Annual Forum 1994 – Cell Cycle Checkpoints

Chair:
Leland Hartwell, Ph.D., University of Washington, Seattle, WA

Participants:
Karen Antman, Ph.D., Columbia University, New York, NY
Fred Applebaum, MD, Fred Hutchinson Cancer Center, Seattle, WA
Steven Elledge, Ph.D., Baylor College of Medicine, Houston, TX
Gerard Evan, Ph.D., Imperial Cancer Research Fund Labs, London, England
Steven Friend, MD, Ph.D., Massachusetts General Hospital Cancer Center, Charlestown, MA
Ed Harlow, Ph.D., Massachusetts General Hospital Cancer Center, Charlestown, MA
Richard Kolodner, Ph.D., Dana Farber Cancer Institute, Boston, MA
Kim Nasmyth, Ph.D., Research Institute for Molecular Pathology, Vienna, Austria
Herbie Newell, Ph.D., Newcastle University Medical School, Newcastle- upon-Tyne, England
Patrick O’Connor, MD, National Cancer Institute, Bethesda, MD
Brian Reid, MD, University of Washington, Seattle, WA
Terry Van Dyke, University of North Carolina, Chapel Hill, NC


Layout and Goals
Sessions:

  1. Checkpoints and Transition Points
  2. Fidelity During Proliferation
  3. Tumor Development & Therapies
  4. Getting to the Clinic

Dr. Hartwell organized sessions to focus on how a cell determines whether a particular stage in the cell cycle has been completed, the mechanisms that tell a cell to stop if the stage has not been successfully completed, the phenotype of mutations in these controls, and how these controls could be used as targets for therapy.


Outcome Report
The subject of this year’s meeting was ‘Cell Cycle Checkpoints and Cancer.” Our understanding of the biology of the cell cycle has progressed rapidly in the last five years to a point where it is relevant to consider how this understanding can be used in cancer therapy.

Checkpoints play an important role both in the origin of cancer and in its potential treatment. Checkpoints constitute the “nerve center” of the cell cycle, receiving and sending messages to various cellular processes so that growth and repair can be integrated. For example, p53, the most commonly altered gene in cancer cells, coordinates signals from outside the cell and signals from the cell’s information center, the chromosomes. If the chromosomes are damages when another signal says to divide, the p53 gene either halts the cell’s progression to allow repair of the damage or, if the damage is too great, sends a signal for the cell to commit suicide. Dead cells are better than proliferating damaged cells. By eliminating the p53 gene, cancer cells evade this surveillance, producing many damaged cells that become the Frankensteins that we know in cancer.

The meeting generated lively non-stop discussion for three full days. It was an intensely educational experience for all participants. People who do not normally interact with one another were brought together in this forum: geneticists who are finding the genes that control cellular checkpoints in the ordinary baker’s yeast, a model for the human cell; scientists who are exploring the behavior of these genes in human cells growing in culture dishes; individuals who study behavior of tumor cells in animal models like the mouse; and clinicians, who treat cancer in patients.

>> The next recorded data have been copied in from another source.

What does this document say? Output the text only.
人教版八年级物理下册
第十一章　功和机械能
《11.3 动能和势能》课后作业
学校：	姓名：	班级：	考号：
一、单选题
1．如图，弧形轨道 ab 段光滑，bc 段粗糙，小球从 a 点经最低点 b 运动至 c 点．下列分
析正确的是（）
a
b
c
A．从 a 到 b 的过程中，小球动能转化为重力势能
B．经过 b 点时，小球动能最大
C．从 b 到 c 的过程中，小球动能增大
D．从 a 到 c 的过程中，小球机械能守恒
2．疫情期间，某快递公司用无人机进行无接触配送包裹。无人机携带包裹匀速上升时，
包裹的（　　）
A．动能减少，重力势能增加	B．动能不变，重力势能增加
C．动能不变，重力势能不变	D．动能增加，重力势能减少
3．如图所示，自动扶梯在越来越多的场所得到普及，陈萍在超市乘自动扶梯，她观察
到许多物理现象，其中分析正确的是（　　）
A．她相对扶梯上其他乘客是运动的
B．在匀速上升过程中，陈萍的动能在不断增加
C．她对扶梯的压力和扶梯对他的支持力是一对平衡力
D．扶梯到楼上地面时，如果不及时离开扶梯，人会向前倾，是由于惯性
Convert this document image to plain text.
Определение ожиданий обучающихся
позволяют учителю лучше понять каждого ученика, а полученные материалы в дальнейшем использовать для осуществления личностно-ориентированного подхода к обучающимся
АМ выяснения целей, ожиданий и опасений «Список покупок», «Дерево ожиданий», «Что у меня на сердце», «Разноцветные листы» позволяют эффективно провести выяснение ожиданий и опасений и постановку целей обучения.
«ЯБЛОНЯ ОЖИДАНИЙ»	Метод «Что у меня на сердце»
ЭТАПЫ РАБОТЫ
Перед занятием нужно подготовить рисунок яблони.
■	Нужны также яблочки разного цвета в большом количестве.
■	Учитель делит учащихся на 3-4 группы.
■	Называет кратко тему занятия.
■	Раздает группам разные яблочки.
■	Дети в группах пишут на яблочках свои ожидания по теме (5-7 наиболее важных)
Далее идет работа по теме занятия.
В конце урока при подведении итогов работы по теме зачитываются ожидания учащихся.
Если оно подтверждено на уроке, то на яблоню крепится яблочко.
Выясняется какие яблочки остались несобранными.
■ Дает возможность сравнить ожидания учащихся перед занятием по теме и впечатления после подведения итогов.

One of the main impressions that derived from the meeting is the incredible complexity of human biology and disease. Human cells contain as many as 100,000 genes whose functions we need to learn if we are going to truly understand human disease. While we tend to think of cancer as a single disease, it is, in fact, hundreds of diseases. The encouraging side is that we now have the methods for unraveling this complexity. The discouraging side is that it will take us many decades to complete the process. Much of the discussion centered on shortcuts to eradicate the disease even before a full understanding is achieved. The most hopeful ideas at the moment involve; 1) early detection of cancer through sensitive techniques that monitor the presence of altered cancer genes in the body so that therapy can begin at a time when it is more successful, 2) searches for new therapeutic drugs that utilize drugs in combination based upon new ideas about the cell cycle.

Everyone agreed that the Forbeck Forum plays a unique role in accelerating the progress in cancer research. It is rare indeed that scientists from such diverse backgrounds gather to spend several days in constant discussion. The broadening of our vision of this disease as a result of the meeting will certainly impact how each of the participants conducts his or her research in the laboratory.